While the acute surge has flattened out, and the pressure on hospitals has stabilised, Covid-19 will be with us for some time – the challenge now is providing support for patients in the community. Local health and social care systems are working hard to develop integrated community networks to support homecare staff and care homes, many of which have been ravaged by outbreaks. As the elderly and frail are most vulnerable to Covid-19, it is critical that care home staff have access to PPE and sufficient staffing as well as being able to access advice from their local GPs, infection control teams and specialists in geriatrics or palliative care.
However, while all this incredible re-organisation has been going on, it was recognised that the number of patients presenting at emergency departments for non-Covid emergency care, such as heart attacks or strokes, had decreased markedly and that referrals for cancer investigations were down by approximately two-thirds.
While, with less outside activity, some reduction in accidents or other non-Covid infectious conditions was to be expected, there has been real concern that the public think the NHS is only dealing with Covid-19 or that they are afraid to go to hospital in case they become infected.
It is critical that people realise NHS services are still there for those who are unwell. In an emergency, such as an accident or with an acute symptom such as chest pain, they should still go to A&E or dial 999 for an ambulance. GP surgeries are still open and functioning, albeit with initial discussions by phone or video link, and it is as important as ever not to ignore worrying symptoms.
The challenge ahead is how routine NHS services can function in the ‘new normal’ of life with Covid-19, particularly for conditions such as cancer or heart disease where additional lives could be lost if diagnosis and treatment is not expanded.

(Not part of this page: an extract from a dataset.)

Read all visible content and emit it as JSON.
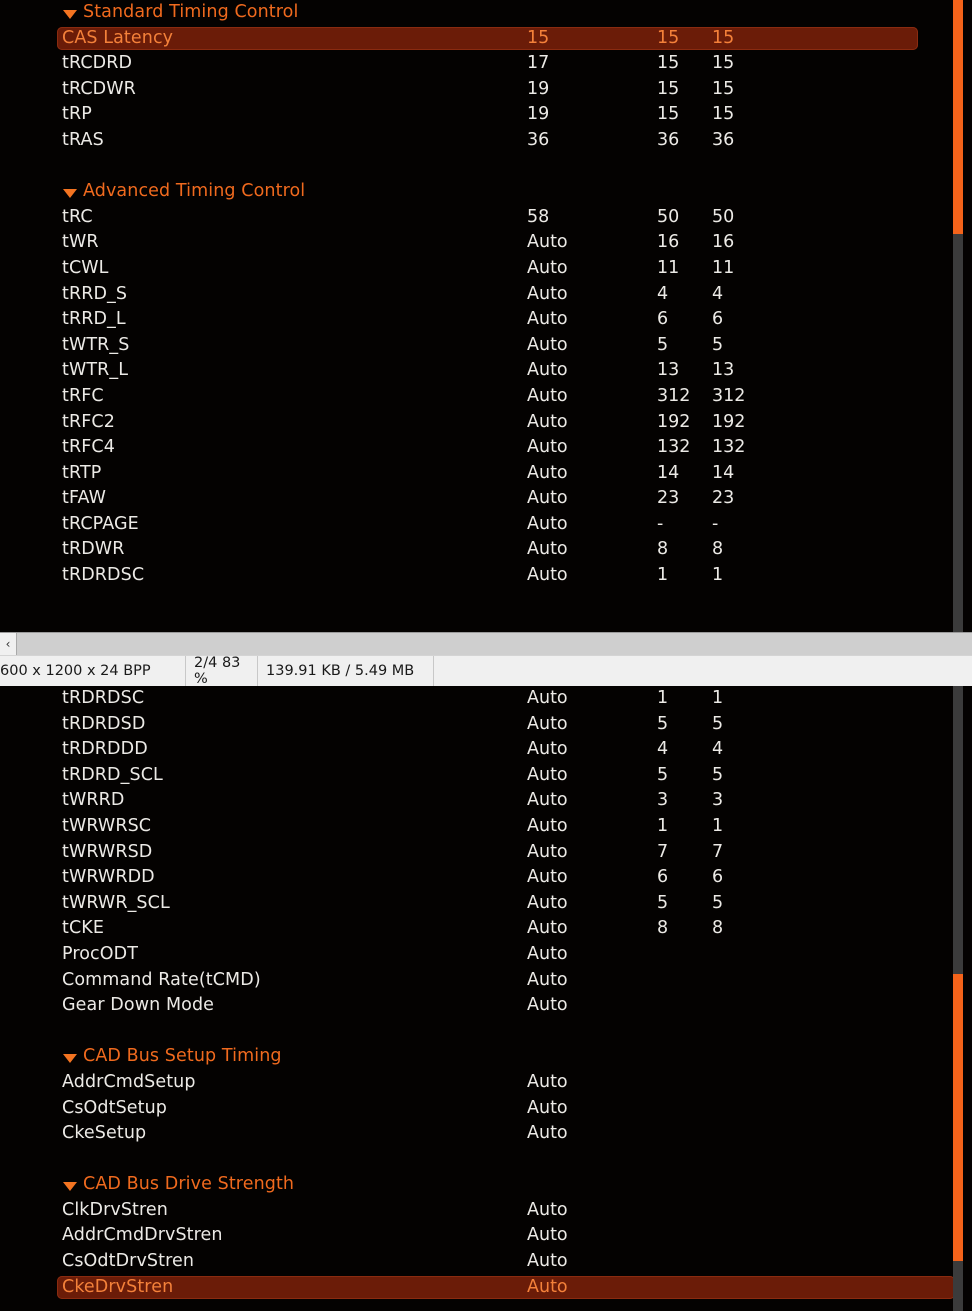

While some cancer services have been able to continue, high risk aerosol generating procedures, such as general anaesthetic for surgery or endoscopic investigations of the stomach or bowel, have been limited. Clinical teams are already considering video clinics and alternative investigations to minimise the riskiest procedures, but extensive testing of patients is crucial to getting health services fully functioning.
The UK abandoned trying to stop the spread of Covid-19, due to a lack of testing capacity. Now this is being expanded, it must be utilised as part of a test, trace and isolate strategy. Public health networks will need to be strengthened and funded to keep local outbreaks under control. This is critical to avoid a resurgence of Covid-19 when lockdown measures are finally eased.
Dr Philippa Whitford is SNP MP for Central Ayrshire and Westminster spokesperson on health and Europe.